I have a 2018 210 URS (cable slide system on 3 rollers) purchase use in 2020. In 2021 I notice the black plastic on the under side of the slide out began to crack and one corner is beginning to separate also there are multiple cracks forming. I contacted the deal and the replacement plastic is about $200 plus shipping from the dealer. The dealer quote $1,200 to $1,500 for the labor to remove the slide out, old plastic, glue on the new plastic then replace the slide out. Then he said he could guarantee the plastic wouldn't crack again. 
Anyone have any successful ways to repair the plastic without spending $1,500 to $2,000?


----------



## thefulminator (Aug 8, 2007)

I repaired the plastic under the rear slide on my prior trailer, a 2008 21RS. It had a manual slide out. I pulled it out of storage one spring to find the plastic had come lose from the door side channel on the slide, sagging in the middle and cracked. The bottom of the slide was plywood and I was able to install a grid of pan head screws to hold up the plastic. I made sure to keep the screws away from where the rollers contacted the slide. Once the plastic was back in place, I sealed the cracks with silicone caulk. 

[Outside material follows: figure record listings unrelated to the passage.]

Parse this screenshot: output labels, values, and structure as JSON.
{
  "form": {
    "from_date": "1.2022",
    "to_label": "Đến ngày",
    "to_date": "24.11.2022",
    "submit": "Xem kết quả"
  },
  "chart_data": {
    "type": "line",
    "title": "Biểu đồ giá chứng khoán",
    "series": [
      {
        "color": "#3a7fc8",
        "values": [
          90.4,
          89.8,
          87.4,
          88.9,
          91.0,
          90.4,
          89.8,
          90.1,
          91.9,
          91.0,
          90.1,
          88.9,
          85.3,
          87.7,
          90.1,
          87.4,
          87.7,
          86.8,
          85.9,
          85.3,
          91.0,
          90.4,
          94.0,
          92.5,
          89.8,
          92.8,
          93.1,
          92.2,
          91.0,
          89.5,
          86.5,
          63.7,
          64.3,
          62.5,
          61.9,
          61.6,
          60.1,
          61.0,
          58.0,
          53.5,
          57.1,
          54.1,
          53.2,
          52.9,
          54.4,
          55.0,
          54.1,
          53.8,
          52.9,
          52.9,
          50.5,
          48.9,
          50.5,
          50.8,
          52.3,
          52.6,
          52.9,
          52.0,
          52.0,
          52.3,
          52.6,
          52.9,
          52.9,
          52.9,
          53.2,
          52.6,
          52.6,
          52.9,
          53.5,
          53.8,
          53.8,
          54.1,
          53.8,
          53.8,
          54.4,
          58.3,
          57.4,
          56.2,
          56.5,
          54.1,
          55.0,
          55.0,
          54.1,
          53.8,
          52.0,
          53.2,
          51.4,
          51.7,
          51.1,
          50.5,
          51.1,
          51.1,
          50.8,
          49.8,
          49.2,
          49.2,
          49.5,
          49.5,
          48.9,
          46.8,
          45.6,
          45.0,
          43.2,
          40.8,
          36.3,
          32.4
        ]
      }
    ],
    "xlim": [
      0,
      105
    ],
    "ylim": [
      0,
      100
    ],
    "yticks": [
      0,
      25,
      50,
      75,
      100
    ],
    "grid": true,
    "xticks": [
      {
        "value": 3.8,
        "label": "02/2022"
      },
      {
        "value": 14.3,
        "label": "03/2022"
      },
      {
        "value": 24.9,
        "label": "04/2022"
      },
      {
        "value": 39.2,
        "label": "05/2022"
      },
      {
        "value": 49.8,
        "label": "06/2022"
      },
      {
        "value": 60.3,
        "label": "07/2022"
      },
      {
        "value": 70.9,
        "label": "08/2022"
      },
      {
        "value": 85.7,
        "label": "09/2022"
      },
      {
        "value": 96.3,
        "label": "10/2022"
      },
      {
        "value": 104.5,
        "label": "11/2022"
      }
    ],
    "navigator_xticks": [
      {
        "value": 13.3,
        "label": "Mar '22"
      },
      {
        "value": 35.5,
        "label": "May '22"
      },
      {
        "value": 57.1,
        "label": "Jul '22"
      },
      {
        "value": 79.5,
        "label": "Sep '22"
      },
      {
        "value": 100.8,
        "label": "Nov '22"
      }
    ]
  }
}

I'm not sure if the power slides still have plywood as the bottom layer. I've felt the one on our current 2013 259RS and it seems less rigid than the one on the old trailer.





  








IMG_0009A.jpg




__
thefulminator


__
Jul 22, 2012


----------



## Bert (9 mo ago)

thefulminator said:


> I repaired the plastic under the rear slide on my prior trailer, a 2008 21RS. It had a manual slide out. I pulled it out of storage one spring to find the plastic had come lose from the door side channel on the slide, sagging in the middle and cracked. The bottom of the slide was plywood and I was able to install a grid of pan head screws to hold up the plastic. I made sure to keep the screws away from where the rollers contacted the slide. Once the plastic was back in place, I sealed the cracks with silicone caulk.
> 
> I'm not sure if the power slides still have plywood as the bottom layer. I've felt the one on our current 2013 259RS and it seems less rigid than the one on the old trailer.
> 
> ...


Thanks for the information. 
I have used a stud finder and there is a stud running above each roller, so can't anker into those. Guess the best way to find out is to drill a test hole to see if there is plywood to hold the screws.


----------